Tout à coup M. de Nancrais se leva.

—Assez de larmes, dit-il en passant rudement sa main sur ses paupières humides… Mille sanglots ne lui rendraient pas une heure de vie! Il s'agit de toi maintenant. Entre nous, à présent qu'il n'y a l'un devant l'autre que le frère de M. d'Assonville et Belle-Rose, je puis bien te dire ce que je pense. Tu es un brave et honnête soldat, et M. de Villebrais est un misérable officier qui a plus d'orgueil que de courage. Tu l'as frappé, et bien tu as fait. Tout autre que toi, ayant du coeur, aurait agi de même. Tu avais le droit et la justice de ton côté. Cependant tu seras fusillé. La discipline le veut, et tu le sais, on doit obéissance à la discipline. On aurait fait de toi quelque chose, c'est fâcheux. Demain il n'y aura plus en présence que le capitaine et le déserteur. Donne-moi la main et va-t'en au cachot.

M. de Nancrais agita une sonnette. Le caporal la Déroute parut. M. de Nancrais échangea un dernier regard avec Belle-Rose et se redressa vivement. Ce n'était déjà plus l'ami, c'était l'officier.

—Caporal, dit-il à la Déroute d'une voix brève, voici le déserteur
Belle-Rose que je vous confie. Vous allez le conduire au cachot, et vous
reviendrez prendre mes ordres pour la convocation du conseil de guerre.
Allez.

La Déroute porta la main à son chapeau et sortit. A peine eurent-ils passé la porte, que le caporal sauta au cou du sergent.

—Mort de ma vie! vous avez eu là une idée saugrenue, dit la Déroute…
Mais patience, tout n'est pas fini.

—Il s'en manque de trois ou quatre jours, je crois.

—Entre la veille et le lendemain, il y a place pour un projet.

—Que veux-tu dire?

—Suffit… je m'entends. Nous n'avons pas le loisir de causer dans ce corridor… Je vais d'abord vous caser dans un lieu dont je n'ouvre jamais la serrure sans appliquer un coup de poing contre la porte.

—Le cachot?

—Précisément. Je cours chez le capitaine, et si j'obtiens de commander les hommes de garde, je suis content.

—Demande-le-lui de ma part, il y consentira.

—Parbleu, j'y pensais. Marchons vite, nous aurons tout le temps de causer après.

Au bout de cinq minutes, la porte du cachot s'ouvrit sur Belle-Rose. C'était une salle basse attenante à la caserne des artilleurs. Les fenêtres étaient grillées et garnies en outre de gros barreaux. L'une d'elles avait vue sur le chemin de ronde, où se promenait un soldat le mousquet sur l'épaule.

Belle-Rose sourit.

—Voilà une résidence judicieusement choisie. On n'en sort que pour entrer dans l'éternité.

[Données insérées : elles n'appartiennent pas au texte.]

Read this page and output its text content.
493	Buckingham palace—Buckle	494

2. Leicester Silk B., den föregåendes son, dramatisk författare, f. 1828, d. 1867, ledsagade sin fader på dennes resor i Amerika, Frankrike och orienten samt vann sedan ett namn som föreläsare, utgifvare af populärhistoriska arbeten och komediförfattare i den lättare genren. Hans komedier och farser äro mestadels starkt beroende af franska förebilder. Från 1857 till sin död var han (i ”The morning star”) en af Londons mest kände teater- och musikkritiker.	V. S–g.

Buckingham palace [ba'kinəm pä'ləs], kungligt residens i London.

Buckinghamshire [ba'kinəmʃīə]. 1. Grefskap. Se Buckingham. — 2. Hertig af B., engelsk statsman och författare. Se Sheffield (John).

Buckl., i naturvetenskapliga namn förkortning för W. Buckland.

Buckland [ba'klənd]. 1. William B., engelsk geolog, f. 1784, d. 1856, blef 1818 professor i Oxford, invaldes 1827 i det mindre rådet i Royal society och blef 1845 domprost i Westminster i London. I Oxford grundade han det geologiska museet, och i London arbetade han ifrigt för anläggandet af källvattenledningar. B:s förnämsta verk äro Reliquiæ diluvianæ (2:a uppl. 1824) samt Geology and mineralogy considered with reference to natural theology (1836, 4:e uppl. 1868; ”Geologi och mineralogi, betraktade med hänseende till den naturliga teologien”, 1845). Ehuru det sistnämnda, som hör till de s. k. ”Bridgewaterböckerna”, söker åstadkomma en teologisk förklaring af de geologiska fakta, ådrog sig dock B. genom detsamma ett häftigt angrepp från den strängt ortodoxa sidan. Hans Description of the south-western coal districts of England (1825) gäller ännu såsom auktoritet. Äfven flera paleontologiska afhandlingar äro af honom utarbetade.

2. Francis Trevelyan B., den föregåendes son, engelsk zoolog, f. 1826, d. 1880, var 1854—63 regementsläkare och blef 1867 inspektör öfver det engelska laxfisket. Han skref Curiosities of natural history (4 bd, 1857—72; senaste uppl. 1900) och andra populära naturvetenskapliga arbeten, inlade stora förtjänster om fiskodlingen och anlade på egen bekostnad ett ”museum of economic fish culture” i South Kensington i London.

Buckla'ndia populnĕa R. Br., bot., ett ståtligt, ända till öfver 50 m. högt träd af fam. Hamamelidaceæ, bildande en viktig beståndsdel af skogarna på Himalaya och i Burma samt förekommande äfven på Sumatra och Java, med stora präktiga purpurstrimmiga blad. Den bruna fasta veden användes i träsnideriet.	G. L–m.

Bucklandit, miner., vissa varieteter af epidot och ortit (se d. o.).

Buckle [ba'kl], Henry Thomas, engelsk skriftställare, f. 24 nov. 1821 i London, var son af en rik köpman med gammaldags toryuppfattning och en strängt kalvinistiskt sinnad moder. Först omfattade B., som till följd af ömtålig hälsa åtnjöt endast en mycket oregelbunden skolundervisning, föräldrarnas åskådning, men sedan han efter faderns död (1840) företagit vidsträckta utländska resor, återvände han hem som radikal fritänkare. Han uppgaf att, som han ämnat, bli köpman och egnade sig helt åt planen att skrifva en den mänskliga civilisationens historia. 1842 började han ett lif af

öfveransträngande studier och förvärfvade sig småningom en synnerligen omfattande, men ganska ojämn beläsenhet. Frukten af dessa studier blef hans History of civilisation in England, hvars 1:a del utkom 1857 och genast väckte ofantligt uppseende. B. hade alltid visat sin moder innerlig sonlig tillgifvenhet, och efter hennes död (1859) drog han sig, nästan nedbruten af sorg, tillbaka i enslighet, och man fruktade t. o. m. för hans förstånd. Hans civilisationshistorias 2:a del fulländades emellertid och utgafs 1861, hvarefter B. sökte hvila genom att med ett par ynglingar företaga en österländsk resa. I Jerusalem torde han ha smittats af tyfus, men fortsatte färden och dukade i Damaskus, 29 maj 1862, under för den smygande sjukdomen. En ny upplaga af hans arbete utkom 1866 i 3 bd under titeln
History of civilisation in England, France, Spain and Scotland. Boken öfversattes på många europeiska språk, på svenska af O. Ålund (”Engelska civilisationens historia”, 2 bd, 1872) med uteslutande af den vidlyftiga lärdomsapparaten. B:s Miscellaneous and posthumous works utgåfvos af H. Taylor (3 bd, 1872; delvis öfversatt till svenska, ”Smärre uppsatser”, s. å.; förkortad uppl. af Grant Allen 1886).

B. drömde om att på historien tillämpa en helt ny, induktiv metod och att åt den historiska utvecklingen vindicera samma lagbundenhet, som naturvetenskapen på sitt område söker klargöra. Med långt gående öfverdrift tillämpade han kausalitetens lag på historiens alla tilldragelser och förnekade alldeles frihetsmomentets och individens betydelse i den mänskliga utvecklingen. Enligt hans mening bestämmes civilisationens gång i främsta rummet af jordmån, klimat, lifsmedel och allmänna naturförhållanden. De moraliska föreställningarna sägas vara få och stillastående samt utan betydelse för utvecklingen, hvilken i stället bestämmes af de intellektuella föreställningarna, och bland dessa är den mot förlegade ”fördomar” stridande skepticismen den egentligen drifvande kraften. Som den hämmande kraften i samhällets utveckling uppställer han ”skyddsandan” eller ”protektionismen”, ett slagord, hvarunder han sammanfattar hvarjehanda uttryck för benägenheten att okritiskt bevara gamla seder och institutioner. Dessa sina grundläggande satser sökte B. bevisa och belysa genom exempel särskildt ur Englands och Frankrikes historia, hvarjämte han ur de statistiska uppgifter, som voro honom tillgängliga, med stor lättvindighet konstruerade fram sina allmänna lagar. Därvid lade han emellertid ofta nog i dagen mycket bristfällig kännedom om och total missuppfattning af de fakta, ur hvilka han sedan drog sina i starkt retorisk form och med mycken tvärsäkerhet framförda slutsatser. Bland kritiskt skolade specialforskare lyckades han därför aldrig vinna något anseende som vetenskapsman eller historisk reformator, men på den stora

—Bah! qui sait! murmura la Déroute.

Le prisonnier le regarda; au moment où il allait parler, le caporal l'arrêta.

—Chut! il y a des oreilles, dit-il en désignant d'un geste la porte où s'étaient groupés trois ou quatre artilleurs. Asseyez-vous, je cours et je reviens.

La Déroute pressa la main de son camarade et sortit. Belle-Rose entendit les verrous grincer dans leur gâche et sonner sur les dalles du perron le mousquet d'une sentinelle. Les dernières paroles du caporal occupaient son imagination; il s'assit sur le bord d'un mauvais lit de camp et laissa tomber sa tête entre ses mains.

—C'est une folle espérance, pensait-il, et d'ailleurs, pourquoi espérer?… maintenant surtout!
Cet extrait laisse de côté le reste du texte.